Why is Lila asking for her categories, which are slightly different?[edit]
  • maybe Lila wants some of this to figure out if a team belongs in which section?
  • Lila's categories in the notes are specific feedback to one team or role, not everybody
Is this all Engineering, or all Foundation?[edit]


What should we call Maintenance vs New Work, as opposed to the other possible dimensions?[edit]
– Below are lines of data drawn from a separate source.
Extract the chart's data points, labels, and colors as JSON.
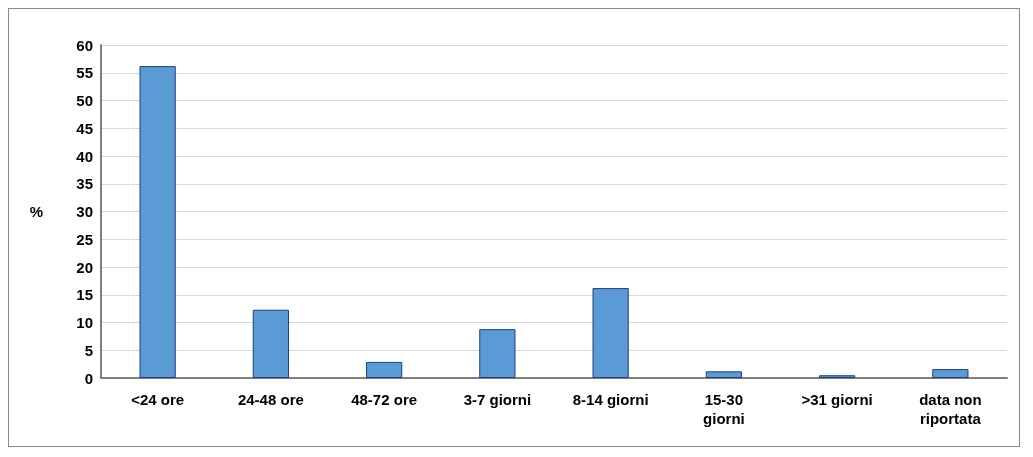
{
  "chart_data": {
    "type": "bar",
    "ylabel": "%",
    "categories": [
      "<24 ore",
      "24-48 ore",
      "48-72 ore",
      "3-7 giorni",
      "8-14 giorni",
      "15-30\ngiorni",
      ">31 giorni",
      "data non\nriportata"
    ],
    "values": [
      56.2,
      12.3,
      2.9,
      8.8,
      16.2,
      1.2,
      0.5,
      1.6
    ],
    "color": "#5b9bd5",
    "ylim": [
      0,
      60
    ],
    "yticks": [
      0,
      5,
      10,
      15,
      20,
      25,
      30,
      35,
      40,
      45,
      50,
      55,
      60
    ],
    "grid": "y"
  }
}
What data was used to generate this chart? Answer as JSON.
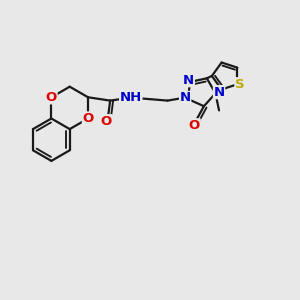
{
  "bg_color": "#e8e8e8",
  "bond_color": "#1a1a1a",
  "bond_lw": 1.6,
  "atom_colors": {
    "O": "#dd0000",
    "N": "#0000cc",
    "S": "#bbaa00",
    "C": "#1a1a1a"
  },
  "font_size": 9.5,
  "figsize": [
    3.0,
    3.0
  ],
  "dpi": 100,
  "xlim": [
    0,
    10
  ],
  "ylim": [
    0,
    10
  ]
}
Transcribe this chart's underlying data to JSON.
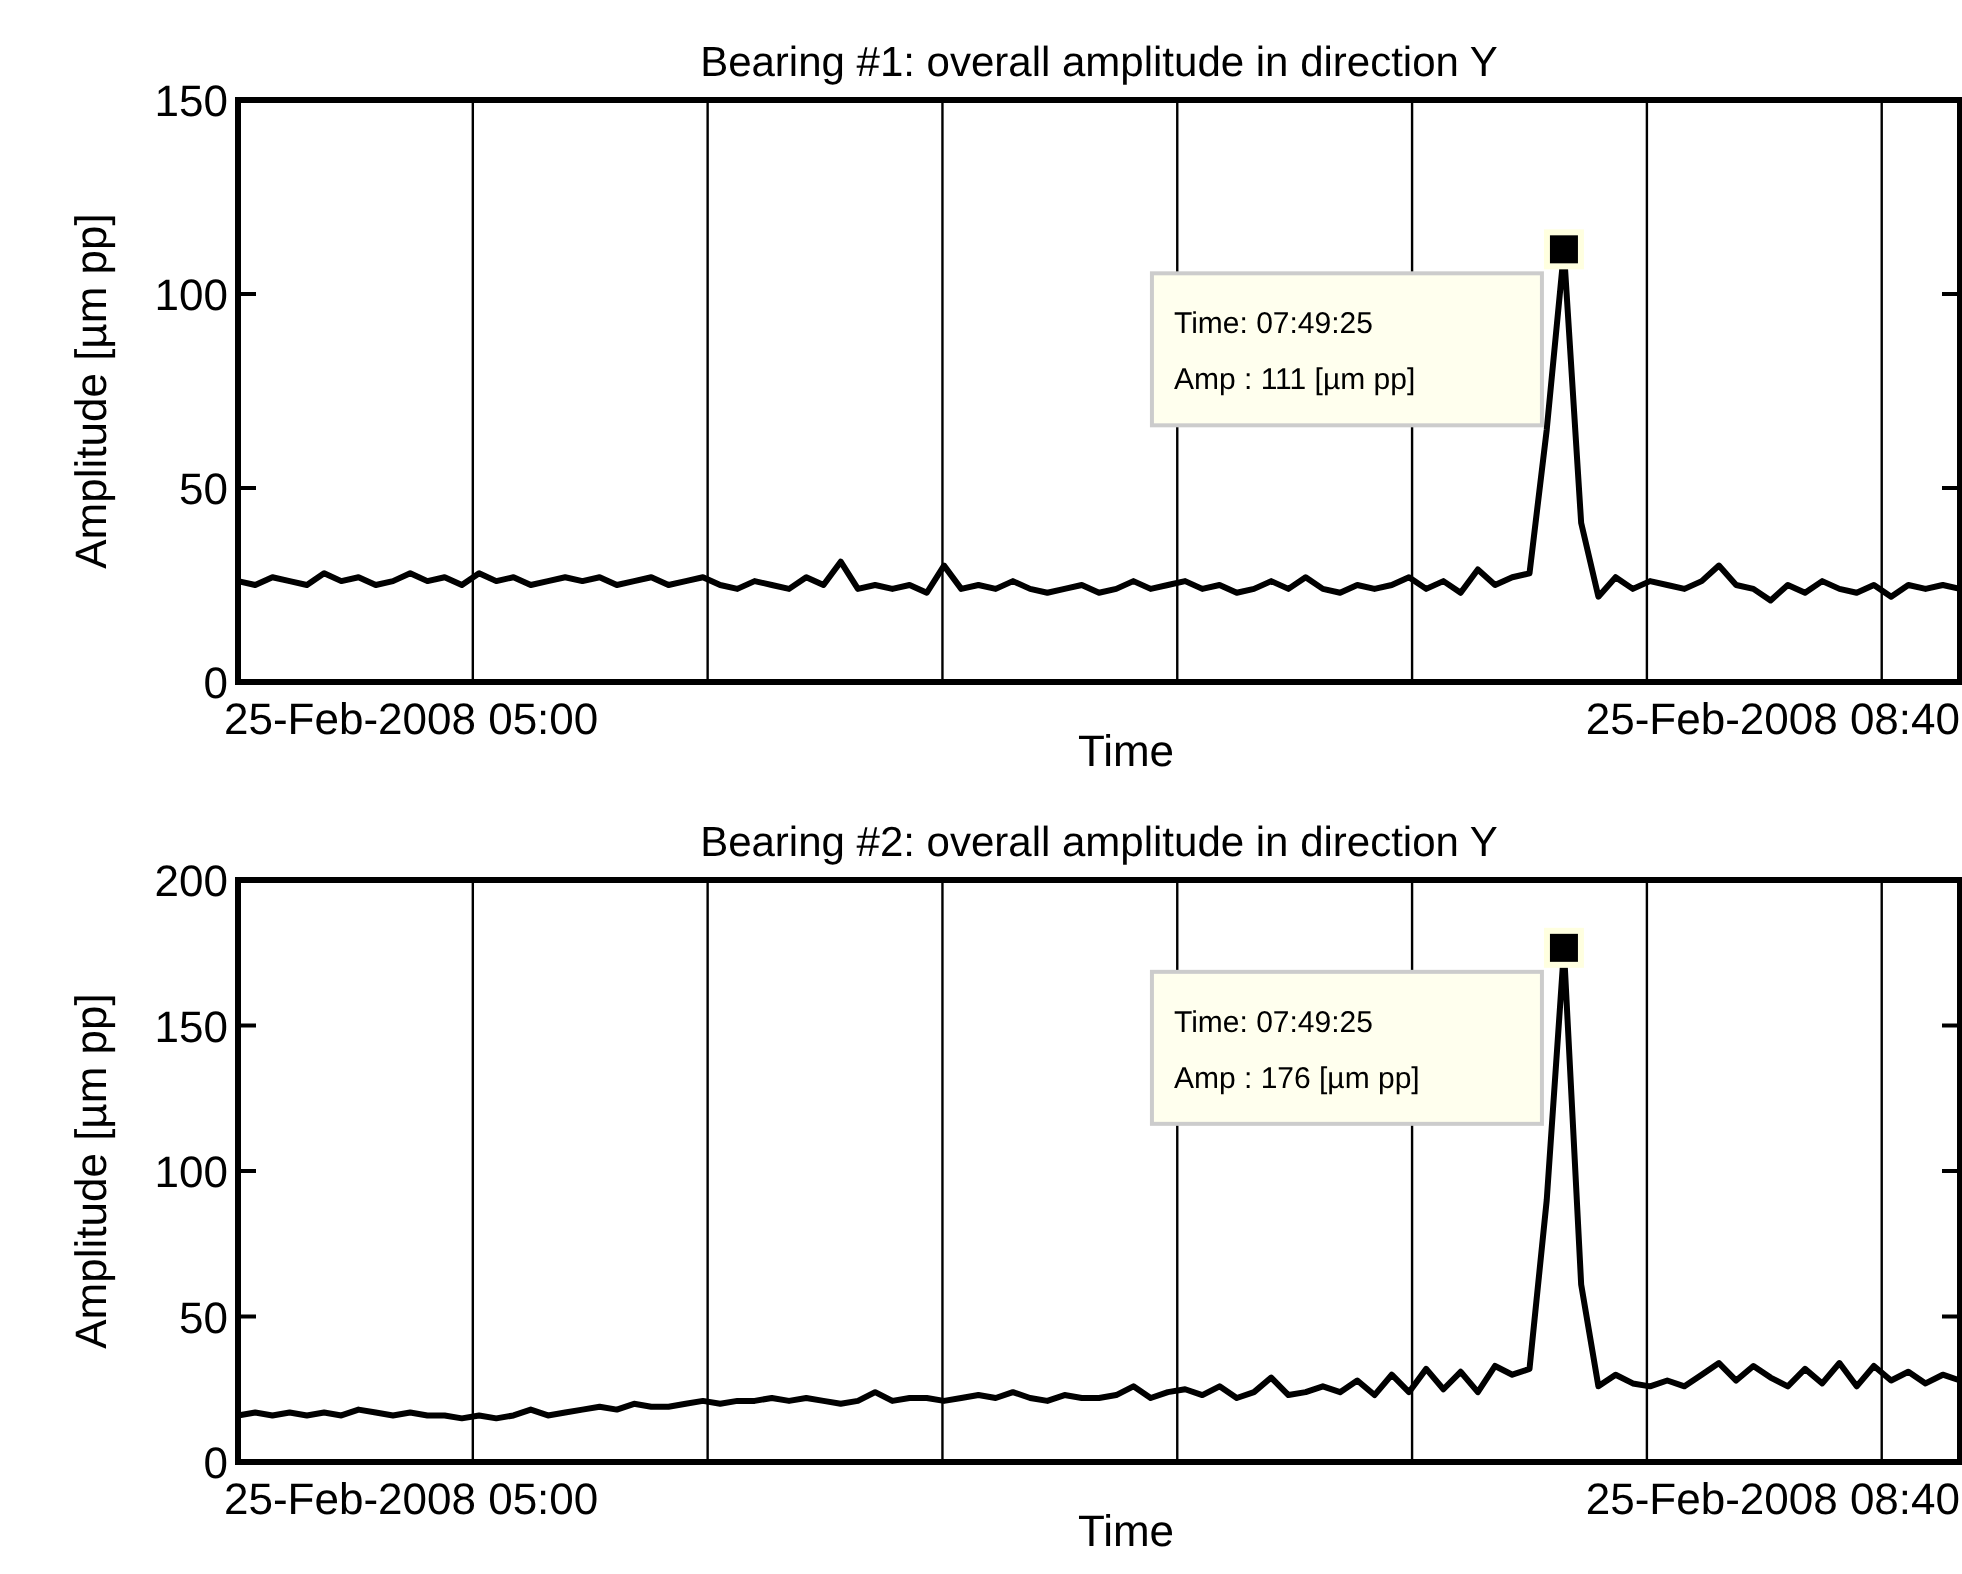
{
  "chart_data": [
    {
      "type": "line",
      "title": "Bearing #1: overall amplitude in direction Y",
      "xlabel": "Time",
      "ylabel": "Amplitude  [µm pp]",
      "categories": [
        null,
        null,
        null,
        null,
        null,
        null,
        null,
        null,
        null,
        null,
        null,
        null,
        null,
        null,
        null,
        null,
        null,
        null,
        null,
        null,
        null,
        null,
        null,
        null,
        null,
        null,
        null,
        null,
        null,
        null,
        null,
        null,
        null,
        null,
        null,
        null,
        null,
        null,
        null,
        null,
        null,
        null,
        null,
        null,
        null,
        null,
        null,
        null,
        null,
        null,
        null,
        null,
        null,
        null,
        null,
        null,
        null,
        null,
        null,
        null,
        null,
        null,
        null,
        null,
        null,
        null,
        null,
        null,
        null,
        null,
        null,
        null,
        null,
        null,
        null,
        null,
        null,
        null,
        null,
        null,
        null,
        null,
        null,
        null,
        null,
        null,
        null,
        null,
        null,
        null,
        null,
        null,
        null,
        null,
        null,
        null,
        null,
        null,
        null,
        null,
        null
      ],
      "series": [
        {
          "color": "#000000",
          "values": [
            26,
            25,
            27,
            26,
            25,
            28,
            26,
            27,
            25,
            26,
            28,
            26,
            27,
            25,
            28,
            26,
            27,
            25,
            26,
            27,
            26,
            27,
            25,
            26,
            27,
            25,
            26,
            27,
            25,
            24,
            26,
            25,
            24,
            27,
            25,
            31,
            24,
            25,
            24,
            25,
            23,
            30,
            24,
            25,
            24,
            26,
            24,
            23,
            24,
            25,
            23,
            24,
            26,
            24,
            25,
            26,
            24,
            25,
            23,
            24,
            26,
            24,
            27,
            24,
            23,
            25,
            24,
            25,
            27,
            24,
            26,
            23,
            29,
            25,
            27,
            28,
            65,
            111,
            41,
            22,
            27,
            24,
            26,
            25,
            24,
            26,
            30,
            25,
            24,
            21,
            25,
            23,
            26,
            24,
            23,
            25,
            22,
            25,
            24,
            25,
            24
          ]
        }
      ],
      "ylim": [
        0,
        150
      ],
      "yticks": [
        0,
        50,
        100,
        150
      ],
      "grid": "x",
      "tick_labels": "y",
      "line_style": "solid",
      "annotations": [
        "25-Feb-2008 05:00",
        "25-Feb-2008 08:40",
        "Time: 07:49:25\nAmp : 111 [µm pp]"
      ]
    },
    {
      "type": "line",
      "title": "Bearing #2: overall amplitude in direction Y",
      "xlabel": "Time",
      "ylabel": "Amplitude  [µm pp]",
      "categories": [
        null,
        null,
        null,
        null,
        null,
        null,
        null,
        null,
        null,
        null,
        null,
        null,
        null,
        null,
        null,
        null,
        null,
        null,
        null,
        null,
        null,
        null,
        null,
        null,
        null,
        null,
        null,
        null,
        null,
        null,
        null,
        null,
        null,
        null,
        null,
        null,
        null,
        null,
        null,
        null,
        null,
        null,
        null,
        null,
        null,
        null,
        null,
        null,
        null,
        null,
        null,
        null,
        null,
        null,
        null,
        null,
        null,
        null,
        null,
        null,
        null,
        null,
        null,
        null,
        null,
        null,
        null,
        null,
        null,
        null,
        null,
        null,
        null,
        null,
        null,
        null,
        null,
        null,
        null,
        null,
        null,
        null,
        null,
        null,
        null,
        null,
        null,
        null,
        null,
        null,
        null,
        null,
        null,
        null,
        null,
        null,
        null,
        null,
        null,
        null,
        null
      ],
      "series": [
        {
          "color": "#000000",
          "values": [
            16,
            17,
            16,
            17,
            16,
            17,
            16,
            18,
            17,
            16,
            17,
            16,
            16,
            15,
            16,
            15,
            16,
            18,
            16,
            17,
            18,
            19,
            18,
            20,
            19,
            19,
            20,
            21,
            20,
            21,
            21,
            22,
            21,
            22,
            21,
            20,
            21,
            24,
            21,
            22,
            22,
            21,
            22,
            23,
            22,
            24,
            22,
            21,
            23,
            22,
            22,
            23,
            26,
            22,
            24,
            25,
            23,
            26,
            22,
            24,
            29,
            23,
            24,
            26,
            24,
            28,
            23,
            30,
            24,
            32,
            25,
            31,
            24,
            33,
            30,
            32,
            90,
            176,
            61,
            26,
            30,
            27,
            26,
            28,
            26,
            30,
            34,
            28,
            33,
            29,
            26,
            32,
            27,
            34,
            26,
            33,
            28,
            31,
            27,
            30,
            28
          ]
        }
      ],
      "ylim": [
        0,
        200
      ],
      "yticks": [
        0,
        50,
        100,
        150,
        200
      ],
      "grid": "x",
      "tick_labels": "y",
      "line_style": "solid",
      "annotations": [
        "25-Feb-2008 05:00",
        "25-Feb-2008 08:40",
        "Time: 07:49:25\nAmp : 176 [µm pp]"
      ]
    }
  ]
}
Proposed: Maintenance Fraction.

Can we differentiate between A and B?[edit]
  • Greg - no
  • Katie - sort of - sort of have AB/Interrupt and AB/Non-Interrupt
  • B is debt
  • Does anyone have a rule for differentiating A from B that could work for most teams?
  • no
Is there stuff that is inward-facing that belongs to C?[edit]
  • no?
Does C include prototyping new things, researching existing things?[edit]
  • We probably have a lot of edge cases and maybe should do card sorting or other offline activity to get our collective judgment in sync
Proposed definition for C:[edit]
  • C is work that produces functionality that a non-foundation person would see/use.
  • This doesn't work for teams with no external customers. Those teams can try counting other Foundation teams as their Category C customers.
How are we measuring?[edit]
  • We will create a new tag to track this.
  • Some teams are mostly AB or mostly C. to make it easier, they can tag just AB or just C, and assume all other tasks are the other category.
  • Joel can create custom reports on other query-able factors (VE uses project column already)
Next Steps:[edit]
  • Joel: confirm definition (and check with Terry).
  • All: Send suggestions for names for tag AB and tag C.
  • Joel: continue/initiate email discussion on other categories
  • continue in email (inc. mailing list) until and unless another forum becomes better
  • All: Send edge case examples to Joel - how to measure follow-up discussion

Open Questions[edit]

If a team does maint on a tool the team doesn't own, should that count as maintenance? Or, in the new world, core? Does it matter if the Foundation "owns" the tool, or if it comes from another party? (Raised in context of Community Tech doing "fixes" work on non-WMF tools.)